Profession
Eisenberg patient safety award winners announced
NEWS IN BRIEF — Posted Sept. 27, 2004
A patient safety pioneer, a leading adviser to a health care purchaser group, two physician authors, a U.S. Army major and a suburban Pittsburgh hospital were the winners of the 2004 John M. Eisenberg Patient Safety and Quality Awards sponsored by the National Quality Forum and the Joint Commission on Accreditation of Healthcare Organizations.
Lucian Leape, MD, one of the authors of the Institute of Medicine's "To Err is Human" report and adjunct professor of health policy at the Harvard School of Public Health in Boston, was given the individual achievement award for his "fundamental conceptual contributions to contemporary understanding" of medical errors and his "tireless efforts to improve the safety of care for all patients."

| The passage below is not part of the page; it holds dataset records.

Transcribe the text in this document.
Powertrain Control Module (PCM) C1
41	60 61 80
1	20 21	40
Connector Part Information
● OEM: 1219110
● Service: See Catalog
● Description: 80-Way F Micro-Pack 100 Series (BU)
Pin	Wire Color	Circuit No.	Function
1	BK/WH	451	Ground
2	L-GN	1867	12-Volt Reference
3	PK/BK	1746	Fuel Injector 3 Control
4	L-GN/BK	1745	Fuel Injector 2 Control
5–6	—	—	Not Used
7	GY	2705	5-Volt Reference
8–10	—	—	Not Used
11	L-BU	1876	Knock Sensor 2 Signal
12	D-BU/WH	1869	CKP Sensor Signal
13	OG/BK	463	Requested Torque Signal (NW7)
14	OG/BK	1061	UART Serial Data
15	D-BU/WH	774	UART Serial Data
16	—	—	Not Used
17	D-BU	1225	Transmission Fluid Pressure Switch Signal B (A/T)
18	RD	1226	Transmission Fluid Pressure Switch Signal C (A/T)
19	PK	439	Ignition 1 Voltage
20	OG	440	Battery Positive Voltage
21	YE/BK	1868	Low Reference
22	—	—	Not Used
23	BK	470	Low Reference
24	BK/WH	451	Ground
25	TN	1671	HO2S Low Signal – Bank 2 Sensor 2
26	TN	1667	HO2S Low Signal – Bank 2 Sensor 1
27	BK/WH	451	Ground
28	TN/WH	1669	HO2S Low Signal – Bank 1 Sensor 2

Peter Pronovost, MD, PhD, assistant professor at Johns Hopkins University School of Medicine and an adviser to The Leapfrog Group coalition of employers and purchasers of health care services, was given the research achievement award for his "creative initiatives that have led to dramatic improvements in safety and quality of care in intensive care units."
There were two awards for innovation. The first went to University of California San Francisco-based physicians, Kaveh G. Shojania, MD, and Robert M. Wachter, MD, for their book on medical errors, Internal Bleeding. They were recognized for their creation of case-based patient safety educational materials.
Major Danny Jaghab of Brooke Army Medical Center in San Antonio was recognized for his distance learning program on sentinel events, root-cause analysis and risk-cutting ideas.
The University of Pittsburgh Medical Center-McKeesport was given the award for innovation at the local or organizational level for its development of personalized self-learning packets, which have shown effectiveness in reducing infections and falls.